Crash stopt podiumrace
De race eindigde voor het Belgische trio abrupt door een zware crash van Eric Bachelart. Bachelart reed rond zes uur ’s ochtends de baan op na een rijderswissel en even later ging hij aan de Dunlop brug van de baan. “We lagen toen vijfde en gezien de latere uitslag was een podium zeker mogelijk geweest. We weten echter niet wat er juist gebeurd is, dus veel kan ik er dan ook niet over vertellen. Ik zag de beelden van het ongeval overigens pas enkele dagen geleden voor het eerst. Het was door het ontbreken van data ook niet mogelijk om nadien een analyse te maken. Het racen was toen helemaal anders dan vandaag. Je kon een probleem hebben en terugkomen, dat waren geen sprints van 24 uur zoals nu. We moesten toen veel meer proberen om de wagen te sparen en uit de problemen te blijven. Nu gaan die auto’s amper nog stuk. Hoe dan ook, ondanks de opgave, heeft die race een grote impact gehad op mijn verdere carrière. Ik heb dertienmaal Le Mans gereden, ik zou er graag nog één of twee bijdoen, maar ik besef dat dit al uitzonderlijk is. Ik heb nooit de grote budgetten kunnen meebrengen en heb het dus als professioneel rijder kunnen waarmaken. Ik ben erg dankbaar voor de loopbaan die ik gehad heb!”
Marc Goossens zou effectief nog twaalfmaal Le Mans rijden na zijn debuut in 1996. Zijn beste prestatie volgde meteen in 1997, met Didier Cottaz en Jérome Policand in een Courage C41 Porsche. Het trio werd vierde en tweede in de prototype categorie. In 1999 werd Goossens nog eens achtste, ook met Courage.
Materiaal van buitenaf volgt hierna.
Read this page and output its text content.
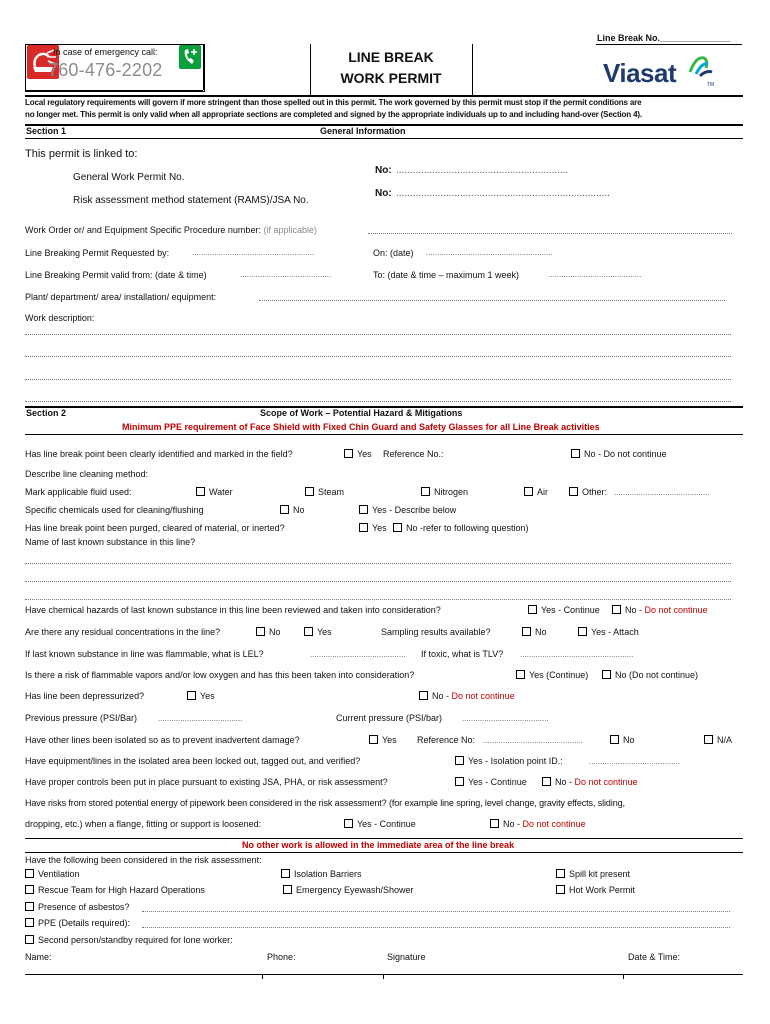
Line Break No.______________
In case of emergency call:
760-476-2202
LINE BREAK
WORK PERMIT	Viasat	TM
Local regulatory requirements will govern if more stringent than those spelled out in this permit. The work governed by this permit must stop if the permit conditions are
no longer met. This permit is only valid when all appropriate sections are completed and signed by the appropriate individuals up to and including hand-over (Section 4).
Section 1	General Information
This permit is linked to:
General Work Permit No.
Risk assessment method statement (RAMS)/JSA No.
No: ..............................................................
No: .............................................................................
Work Order or/ and Equipment Specific Procedure number: (if applicable)
Line Breaking Permit Requested by:	.......................................................	On: (date) .........................................................
Line Breaking Permit valid from: (date & time)	.........................................	To: (date & time – maximum 1 week)	..........................................
Plant/ department/ area/ installation/ equipment:
Work description:
Section 2	Scope of Work – Potential Hazard & Mitigations
Minimum PPE requirement of Face Shield with Fixed Chin Guard and Safety Glasses for all Line Break activities
Has line break point been clearly identified and marked in the field?	Yes Reference No.:	No - Do not continue
Describe line cleaning method:
Mark applicable fluid used:	Water	Steam	Nitrogen	Air	Other: ...........................................
Specific chemicals used for cleaning/flushing	No	Yes - Describe below
Has line break point been purged, cleared of material, or inerted?	Yes	No -refer to following question)
Name of last known substance in this line?
Have chemical hazards of last known substance in this line been reviewed and taken into consideration?	Yes - Continue	No - Do not continue
Are there any residual concentrations in the line?	No	Yes	Sampling results available?	No	Yes - Attach
If last known substance in line was flammable, what is LEL?	........................................... If toxic, what is TLV? ...................................................
Is there a risk of flammable vapors and/or low oxygen and has this been taken into consideration?	Yes (Continue)	No (Do not continue)
Has line been depressurized?	Yes	No - Do not continue
Previous pressure (PSI/Bar)	......................................	Current pressure (PSI/bar) .......................................
Have other lines been isolated so as to prevent inadvertent damage?	Yes Reference No: .............................................	No	N/A
Have equipment/lines in the isolated area been locked out, tagged out, and verified?	Yes - Isolation point ID.:	.........................................
Have proper controls been put in place pursuant to existing JSA, PHA, or risk assessment?	Yes - Continue	No - Do not continue
Have risks from stored potential energy of pipework been considered in the risk assessment? (for example line spring, level change, gravity effects, sliding,
dropping, etc.) when a flange, fitting or support is loosened:	Yes - Continue	No - Do not continue
No other work is allowed in the immediate area of the line break
Have the following been considered in the risk assessment:
Ventilation	Isolation Barriers	Spill kit present
Rescue Team for High Hazard Operations	Emergency Eyewash/Shower	Hot Work Permit
Presence of asbestos?
PPE (Details required):
Second person/standby required for lone worker:
Name:	Phone:	Signature	Date & Time:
Zijn laatste deelname dateert van 2016 met de Oreca LMP2 van Murphy Prototypes.
La bella macchina
De Ferrari 333 SP van de Belgen was chassis 333SP-10, het tiende chassis van in het totaal 41 gebouwde bolides. De Ferrari 333 SP had overigens een zeer lange carrière, met een eerste wedstrijd in 1994 in Road Atlanta en een laatste wedstrijd in 2003 in de 500 Km van Monza, toen wel met een V10 Judd-krachtbron, waar de originele motor een Ferrari 4 liter V12 (650 pk) was, de motor die als basis de V12 van de Ferrari F1 641 had. De Ferrari zou nooit beter doen dan een zesde plaats algemeen in 1997 (Moretti-Theys-Papis) en een achtste plek, met winst in de LMP1-klasse in 1998, de eerste zege van Ferrari in Le Mans sinds 1981. Een van de rijders van de Doyle Risi Racing 333 SP in 1998 was overigens… Eric van de Poele. Op het palmares van de Italiaanse schone staan onder meer diverse titels in het IMSA en FIA Sportscar Championship. De Ferrari 333 SP reed 144 wedstrijden, won er 56 en stond 69 maal op polepositie.
Tot slot, de zege in Le Mans 1996 was voor de TWR Joest Porsche van Manuel Reuter, David Jones en Alexander Wurz, voor Thierry Boutsen, Hans Stuck en Bob Wollek in een Porsche GT1.